What Are the Roles of Community Health Workers in Medicaid Managed Care? Results from a National Study

Authors: Ashley Wennerstrom, PhD, MPH, Catherine G. Haywood, BSW, CHW, Denise O. Smith, MBA, CHW, PN, Dakshu Jindal, MA, Carl Rush, MRP, and Geoffrey W. Wilkinson, MSW
Year: 2022
State: NatDoc: National Document
Website link: https://nachw.org/wp-content/uploads/2023/03/Wennerstrom-2022-Roles-of-CHWs-in-MCOs.pdf
Publicly Available: Yes
Certification: CHW role scope of practice
Evidence Generation: Documentation of how CHWs can work within care teams
Policy: MCO contract language and reimbursement models
Sustainable Financing: Expand evidence base, How to engage and work with Medicaid, Including community-based CHWs, MCO or bundled payment reimbursement models, Documentation of how CHWs can work within care teams, Evidence-based interventions
Workforce Development: CHW training programs (not cert.), General other (including mention of “employment practices”), Training- Content modes delivery

Managed care organizations (MCOs) are increasingly engaging community health workers (CHWs) to support service delivery for their members, particularly in the realm of social determinants of health.

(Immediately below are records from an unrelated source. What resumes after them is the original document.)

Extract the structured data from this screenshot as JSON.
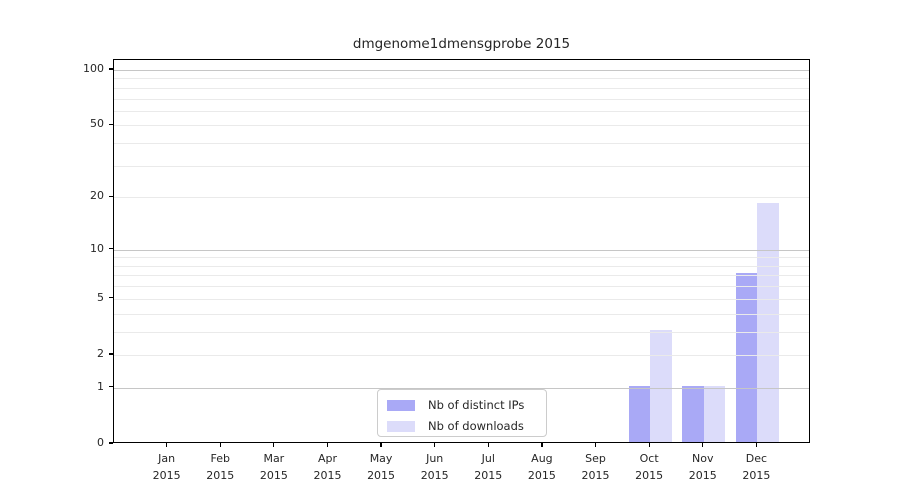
{
  "chart_data": {
    "type": "bar",
    "title": "dmgenome1dmensgprobe 2015",
    "categories": [
      "Jan",
      "Feb",
      "Mar",
      "Apr",
      "May",
      "Jun",
      "Jul",
      "Aug",
      "Sep",
      "Oct",
      "Nov",
      "Dec"
    ],
    "category_year": "2015",
    "series": [
      {
        "name": "Nb of distinct IPs",
        "color": "#a9a9f6",
        "values": [
          0,
          0,
          0,
          0,
          0,
          0,
          0,
          0,
          0,
          1,
          1,
          7
        ]
      },
      {
        "name": "Nb of downloads",
        "color": "#dcdcfa",
        "values": [
          0,
          0,
          0,
          0,
          0,
          0,
          0,
          0,
          0,
          3,
          1,
          18
        ]
      }
    ],
    "yscale": "log1p",
    "yticks": [
      0,
      1,
      2,
      5,
      10,
      20,
      50,
      100
    ],
    "ylim": [
      0,
      113
    ],
    "grid": "horizontal",
    "grid_minor_values": [
      2,
      3,
      4,
      5,
      6,
      7,
      8,
      9,
      20,
      30,
      40,
      50,
      60,
      70,
      80,
      90
    ],
    "grid_major_values": [
      1,
      10,
      100
    ],
    "legend_position": "lower-center"
  },
  "colors": {
    "axis_frame": "#000000",
    "text": "#262626",
    "grid_major": "#c6c6c6",
    "grid_minor": "#eaeaea",
    "legend_border": "#cccccc",
    "background": "#ffffff"
  }
}
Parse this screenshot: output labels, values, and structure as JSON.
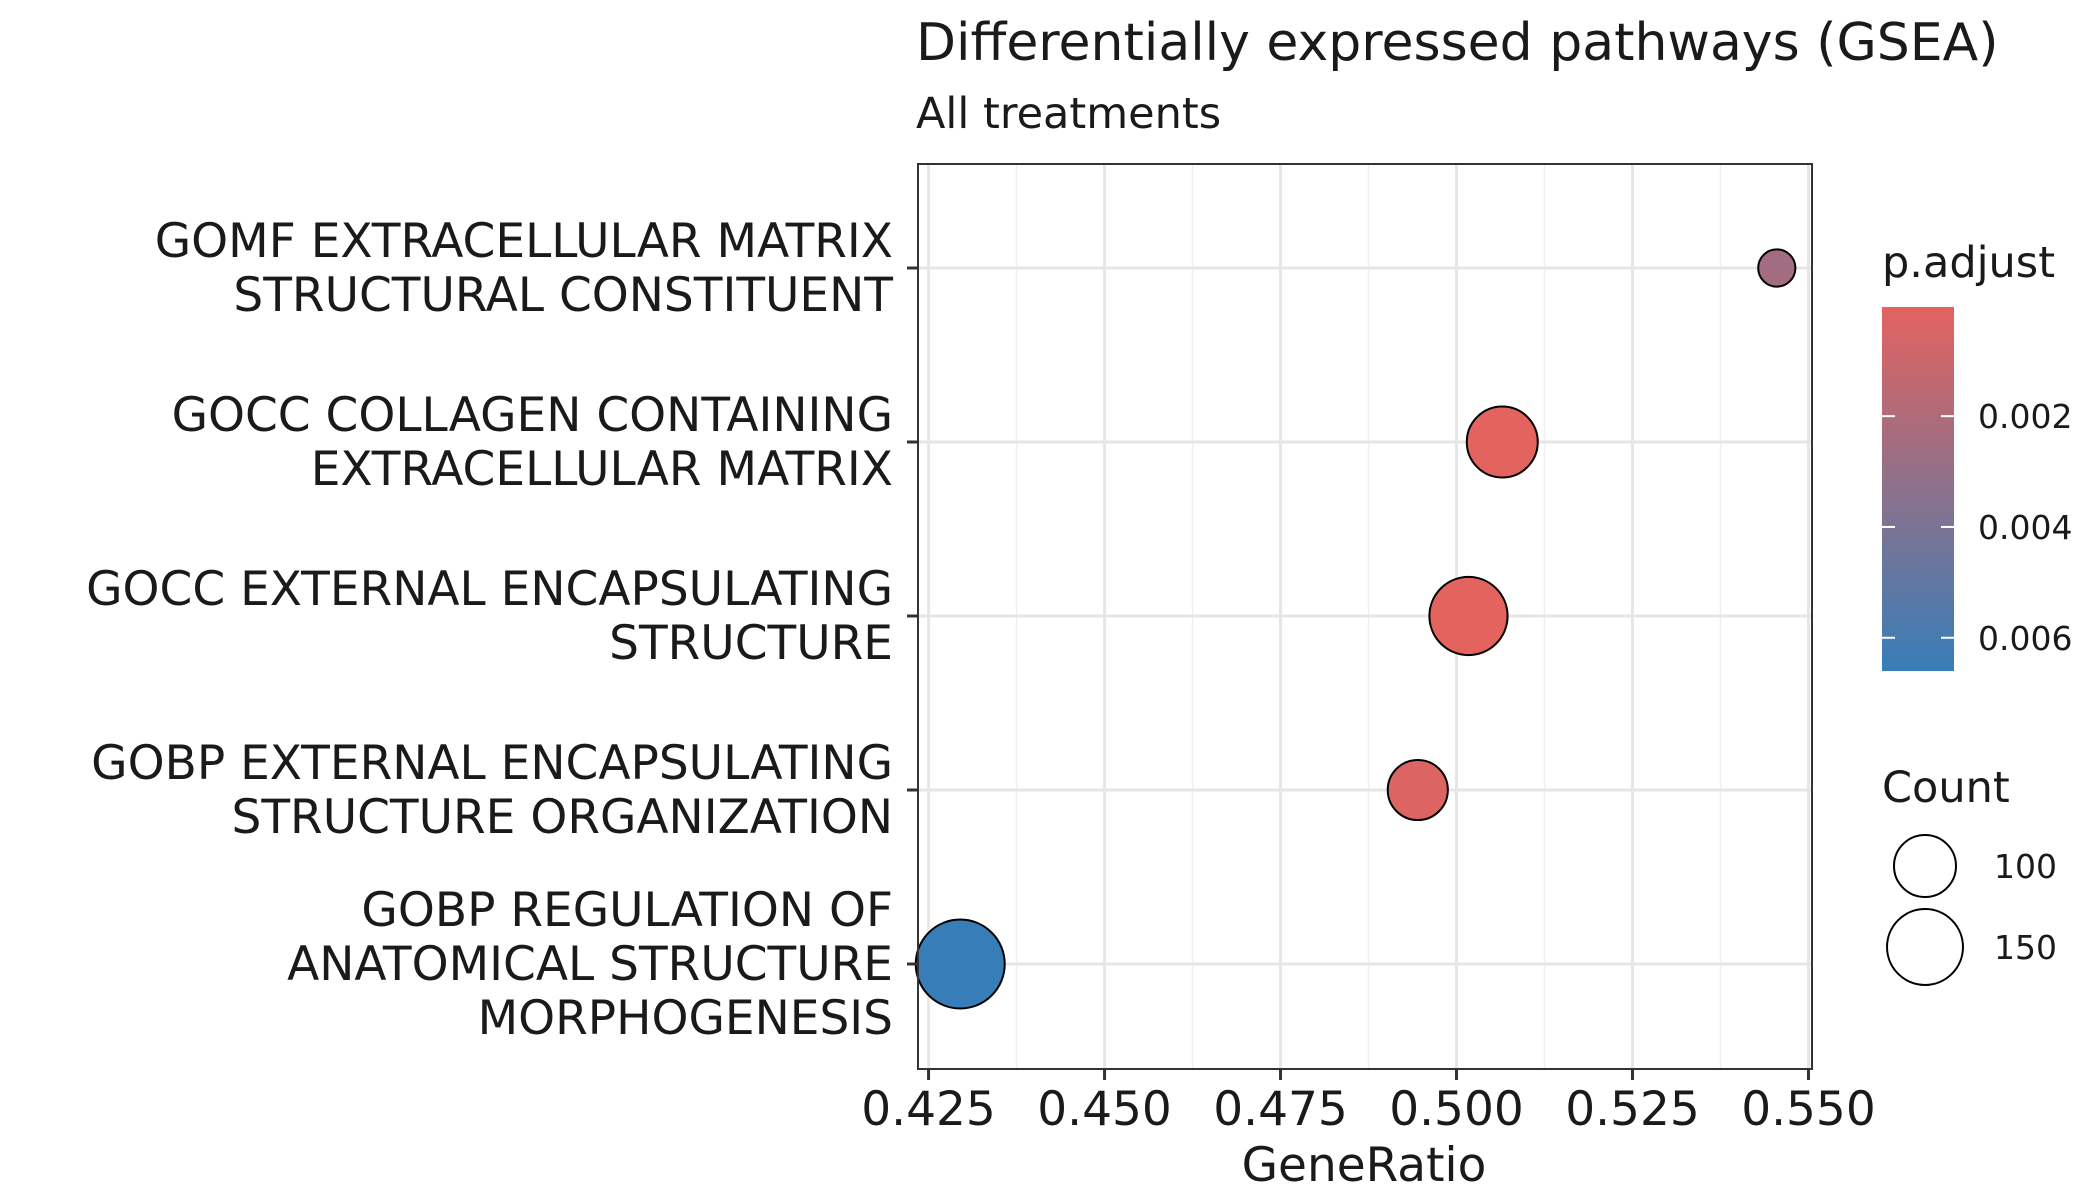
{
  "chart_data": {
    "type": "scatter",
    "title": "Differentially expressed pathways (GSEA)",
    "subtitle": "All treatments",
    "xlabel": "GeneRatio",
    "ylabel": "",
    "xlim": [
      0.4235,
      0.5505
    ],
    "xticks": [
      "0.425",
      "0.450",
      "0.475",
      "0.500",
      "0.525",
      "0.550"
    ],
    "grid": true,
    "legend_position": "right",
    "categories": [
      [
        "GOMF EXTRACELLULAR MATRIX",
        "STRUCTURAL CONSTITUENT"
      ],
      [
        "GOCC COLLAGEN CONTAINING",
        "EXTRACELLULAR MATRIX"
      ],
      [
        "GOCC EXTERNAL ENCAPSULATING",
        "STRUCTURE"
      ],
      [
        "GOBP EXTERNAL ENCAPSULATING",
        "STRUCTURE ORGANIZATION"
      ],
      [
        "GOBP REGULATION OF",
        "ANATOMICAL STRUCTURE",
        "MORPHOGENESIS"
      ]
    ],
    "points": [
      {
        "gene_ratio": 0.5455,
        "p_adjust": 0.0025,
        "count": 36
      },
      {
        "gene_ratio": 0.5065,
        "p_adjust": 3e-05,
        "count": 131
      },
      {
        "gene_ratio": 0.5017,
        "p_adjust": 3e-05,
        "count": 159
      },
      {
        "gene_ratio": 0.4945,
        "p_adjust": 0.0003,
        "count": 94
      },
      {
        "gene_ratio": 0.4295,
        "p_adjust": 0.0066,
        "count": 206
      }
    ],
    "color_legend": {
      "title": "p.adjust",
      "ticks": [
        "0.002",
        "0.004",
        "0.006"
      ],
      "range": [
        3e-05,
        0.0066
      ],
      "colors": {
        "low": "#E3635F",
        "high": "#377EB8"
      }
    },
    "size_legend": {
      "title": "Count",
      "entries": [
        {
          "label": "100",
          "value": 100
        },
        {
          "label": "150",
          "value": 150
        }
      ]
    }
  }
}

Some states now require MCOs to offer CHW services. Although the roles and activities of CHWs working in other contexts (eg, clinics, hospitals, community-based organizations) are well established, there is sparse knowledge about how MCOs are operationalizing CHW roles and whether CHW activities differ based on whether CHWs are employed directly by MCOs or contracted through other organizations. In 2021, 2 CHW professional associations and a university partnered to conduct a national cross-sectional survey of CHWs working with MCOs. Respondents represented 29 states. CHWs employed by MCOs reported receiving significantly more training and benefits from their employers than CHWs who were contracted through other organizations. MCO based CHWs were more likely to support members with high-cost conditions and high service use, whereas contracted CHWs were more likely to engage in population-focused interventions, which may produce less immediately visible financial returns. Health plans would do well to ensure the CHWs they support, whether through contract or direct hiring, receive appropriate compensation and training, and have the freedom to engage in the full range of CHW roles, including community-level interventions.